Actually, I am thinking, would prometheus metrics be a good form of exporting data, then we can delegate the data storage, and query to prometheus.
A very incomplete PoC here:
https://github.com/Atoptool/atop/commit/43e1124b85c56836c9cdcd68ec9d8118994af055
What I have in mind is either run a local prometheus to scrape from atop in real time, or aggregate data centrally.
Anyone interested in collaborating? I'm happy to continue my prototyping regardlessly for our data center use cases.

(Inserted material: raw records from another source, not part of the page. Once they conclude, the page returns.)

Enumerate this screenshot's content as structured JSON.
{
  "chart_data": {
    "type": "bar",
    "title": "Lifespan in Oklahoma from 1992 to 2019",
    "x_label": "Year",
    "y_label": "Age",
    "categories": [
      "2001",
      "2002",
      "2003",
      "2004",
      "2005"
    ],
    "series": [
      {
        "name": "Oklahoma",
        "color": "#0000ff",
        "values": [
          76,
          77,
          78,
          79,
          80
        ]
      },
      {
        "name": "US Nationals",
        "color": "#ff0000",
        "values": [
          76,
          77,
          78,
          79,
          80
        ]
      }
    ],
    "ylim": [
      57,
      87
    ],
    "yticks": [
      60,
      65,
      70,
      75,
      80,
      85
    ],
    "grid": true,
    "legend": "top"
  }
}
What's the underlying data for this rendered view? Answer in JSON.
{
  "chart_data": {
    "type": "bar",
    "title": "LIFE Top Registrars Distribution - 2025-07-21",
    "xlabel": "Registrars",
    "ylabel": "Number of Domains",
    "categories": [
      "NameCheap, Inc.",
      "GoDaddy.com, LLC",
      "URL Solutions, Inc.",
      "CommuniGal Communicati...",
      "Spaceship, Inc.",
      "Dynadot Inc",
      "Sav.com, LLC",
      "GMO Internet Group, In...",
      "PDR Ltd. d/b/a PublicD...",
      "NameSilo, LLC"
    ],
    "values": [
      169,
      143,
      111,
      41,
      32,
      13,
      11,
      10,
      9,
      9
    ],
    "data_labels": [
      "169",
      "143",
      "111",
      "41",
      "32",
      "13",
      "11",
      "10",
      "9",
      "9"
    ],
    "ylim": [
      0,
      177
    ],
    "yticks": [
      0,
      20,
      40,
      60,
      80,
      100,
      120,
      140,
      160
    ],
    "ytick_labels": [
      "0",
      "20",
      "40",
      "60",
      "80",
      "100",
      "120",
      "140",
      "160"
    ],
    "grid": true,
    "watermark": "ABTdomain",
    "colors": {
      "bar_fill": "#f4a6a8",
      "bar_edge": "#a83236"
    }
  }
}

HI, @gleventhal I wrote atophttpd with my colleague together. It reads atop log files and provides HTTP/HTTPS service. Hope this helps.
The atop log file is stored in raw binary format, and different version atop uses different logs. Storing lots of atop logs(may be in several version) into a centralized datastore may be difficult to manage. Instead, atophttpd provides json data, it's more friendly.
I love atop, it's the best tool of its kind for wide use, IMHO. I have many thousands of computers and would like to be able to deal with atop logs in a centralized way without requiring that the log be stored on local disk. I also want to retain at least several weeks of logs for each host.
Is there any recommended procedure or plans to support a centralized datastore or at least any optimizations for running atop with the data file location being a DFS (Ceph, NFS, S3, etc)?